Back to articles list Articles Cookbook
14 minutes read

NULLs and Handling Missing Data in SQL

Handling missing data (i.e. NULLs) in SQL can be challenging. NULLs can pose a lot of traps, especially if you don’t understand how they work. In this article, we’ll talk about dealing with NULL in SQL. We’ll also explain how to avoid common mistakes when working with NULLs.

Having missing data in your database is an unavoidable reality of life. There are many reasons why you may have missing data in your database: the complete data isn’t yet available, users provide incomplete information, changes to the database schema, database malfunctions, human error, and more. Working with missing data in SQL queries is challenging. In this article I’ll show the most common pitfalls associated with incomplete data in SQL.

If you want to practice working with missing or unknown data in SQL, I recommend our SQL Practice track. At the time of writing, it contains 10 courses for you to practice SQL – and we keep adding more! The courses are divided into sections and many of them have a section dedicated to NULL. I specifically recommend these courses to practice handling NULL in SQL:

What Is NULL in SQL?

In SQL, NULL represents a missing or undefined value in a database. It is used to denote the fact that the value in a field is absent or unknown.
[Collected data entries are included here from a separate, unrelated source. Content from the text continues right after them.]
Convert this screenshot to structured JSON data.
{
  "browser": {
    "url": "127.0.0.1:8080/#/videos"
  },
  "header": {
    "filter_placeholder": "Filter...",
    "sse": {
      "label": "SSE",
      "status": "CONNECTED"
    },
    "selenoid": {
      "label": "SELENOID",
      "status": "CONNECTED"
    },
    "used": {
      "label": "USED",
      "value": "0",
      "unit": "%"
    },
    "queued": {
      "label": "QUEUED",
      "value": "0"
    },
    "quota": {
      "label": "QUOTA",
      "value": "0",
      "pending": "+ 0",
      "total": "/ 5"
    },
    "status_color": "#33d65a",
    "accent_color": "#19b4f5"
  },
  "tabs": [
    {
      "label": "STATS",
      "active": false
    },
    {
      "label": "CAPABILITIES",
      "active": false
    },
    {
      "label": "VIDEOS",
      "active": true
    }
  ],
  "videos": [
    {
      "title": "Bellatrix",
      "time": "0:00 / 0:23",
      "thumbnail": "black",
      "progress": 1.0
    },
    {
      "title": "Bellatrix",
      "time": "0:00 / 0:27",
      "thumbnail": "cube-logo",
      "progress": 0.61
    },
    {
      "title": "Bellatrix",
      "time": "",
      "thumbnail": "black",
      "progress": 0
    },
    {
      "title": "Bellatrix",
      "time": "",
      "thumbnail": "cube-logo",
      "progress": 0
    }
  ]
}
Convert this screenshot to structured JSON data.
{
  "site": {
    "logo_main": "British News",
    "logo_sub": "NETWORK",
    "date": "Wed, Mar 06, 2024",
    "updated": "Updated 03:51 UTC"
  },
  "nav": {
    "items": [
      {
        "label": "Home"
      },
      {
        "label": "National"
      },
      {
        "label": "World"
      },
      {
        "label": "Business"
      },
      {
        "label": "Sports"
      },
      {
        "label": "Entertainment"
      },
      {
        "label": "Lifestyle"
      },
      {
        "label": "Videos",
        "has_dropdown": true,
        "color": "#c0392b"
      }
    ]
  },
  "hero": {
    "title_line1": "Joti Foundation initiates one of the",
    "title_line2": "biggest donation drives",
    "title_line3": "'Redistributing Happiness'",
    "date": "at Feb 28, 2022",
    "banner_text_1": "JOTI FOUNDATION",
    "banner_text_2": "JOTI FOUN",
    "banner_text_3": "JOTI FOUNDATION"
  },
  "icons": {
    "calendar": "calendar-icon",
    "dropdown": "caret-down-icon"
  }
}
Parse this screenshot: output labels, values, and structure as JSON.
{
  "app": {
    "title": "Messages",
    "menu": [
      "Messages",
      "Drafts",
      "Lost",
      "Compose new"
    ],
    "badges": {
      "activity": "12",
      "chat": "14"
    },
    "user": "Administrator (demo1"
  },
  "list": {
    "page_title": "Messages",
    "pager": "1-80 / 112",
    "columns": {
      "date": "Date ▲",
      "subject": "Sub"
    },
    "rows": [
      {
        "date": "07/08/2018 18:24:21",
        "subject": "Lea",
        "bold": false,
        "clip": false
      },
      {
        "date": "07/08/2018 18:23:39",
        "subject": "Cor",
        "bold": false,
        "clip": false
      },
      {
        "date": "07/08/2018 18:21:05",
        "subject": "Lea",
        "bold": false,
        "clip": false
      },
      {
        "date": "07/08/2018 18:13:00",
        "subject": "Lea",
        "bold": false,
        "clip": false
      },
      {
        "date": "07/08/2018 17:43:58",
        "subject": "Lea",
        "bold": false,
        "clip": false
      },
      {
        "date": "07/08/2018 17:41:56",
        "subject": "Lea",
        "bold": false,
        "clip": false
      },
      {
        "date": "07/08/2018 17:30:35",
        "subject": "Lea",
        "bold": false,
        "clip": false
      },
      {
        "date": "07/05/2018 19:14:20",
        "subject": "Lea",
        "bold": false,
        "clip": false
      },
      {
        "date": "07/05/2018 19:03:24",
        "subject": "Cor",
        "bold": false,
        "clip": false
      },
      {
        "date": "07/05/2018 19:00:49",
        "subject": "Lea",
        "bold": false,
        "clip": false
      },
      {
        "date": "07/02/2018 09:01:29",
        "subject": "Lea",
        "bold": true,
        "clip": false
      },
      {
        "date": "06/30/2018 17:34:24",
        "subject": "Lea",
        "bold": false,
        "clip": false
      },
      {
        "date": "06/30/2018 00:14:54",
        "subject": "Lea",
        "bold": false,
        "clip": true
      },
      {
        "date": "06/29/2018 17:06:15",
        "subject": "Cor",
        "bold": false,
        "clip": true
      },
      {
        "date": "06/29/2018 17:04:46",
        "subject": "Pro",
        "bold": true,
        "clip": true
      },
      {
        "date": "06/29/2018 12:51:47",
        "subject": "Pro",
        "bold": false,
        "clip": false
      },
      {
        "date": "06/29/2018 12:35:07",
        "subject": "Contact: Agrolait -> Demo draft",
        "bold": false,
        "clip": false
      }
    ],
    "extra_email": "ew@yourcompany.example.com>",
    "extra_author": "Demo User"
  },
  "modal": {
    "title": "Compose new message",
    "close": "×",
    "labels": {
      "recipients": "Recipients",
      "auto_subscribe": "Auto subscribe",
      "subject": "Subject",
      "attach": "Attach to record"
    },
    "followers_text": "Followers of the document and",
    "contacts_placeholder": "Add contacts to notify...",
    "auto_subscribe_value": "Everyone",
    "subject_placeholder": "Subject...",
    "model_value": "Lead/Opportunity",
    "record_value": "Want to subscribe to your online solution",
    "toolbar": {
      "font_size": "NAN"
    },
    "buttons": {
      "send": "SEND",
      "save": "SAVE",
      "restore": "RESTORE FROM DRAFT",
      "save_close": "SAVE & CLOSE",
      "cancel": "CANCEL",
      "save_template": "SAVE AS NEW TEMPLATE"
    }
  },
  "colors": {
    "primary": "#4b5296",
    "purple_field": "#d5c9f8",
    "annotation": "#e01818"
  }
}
A common beginner problem with NULLs is that your database will often not show NULLs explicitly. In the table below, the like field for post ID 1, the location field for post ID 2, and the views field for post ID 3 are all NULL. However, a database does not show NULL explicitly; instead, it shows an empty field. You have to be aware that NULL is a possibility to guess that these fields are NULL.

idtitlelocationviewslikes
1Quick Morning Routines!London94,365
2Eco-Friendly Living Tips123,8916,587
3Healthy Snacks on the GoParis9,457

It’s important to note, however, that NULL is different from an empty string or from a zero. NULL is the absence of value; it means that the value is unknown. As we shall soon see, NULL itself is actually not a real value. Many people say or write something like “There are NULL values in this field”, but that is technically incorrect.

When designing a table in a database, a database designer may decide that NULL is not allowed for a particular field. This is done by setting a NOT NULL constraint for a column when the table is created. Primary keys (columns that identify rows in a table) are also NOT NULL by default.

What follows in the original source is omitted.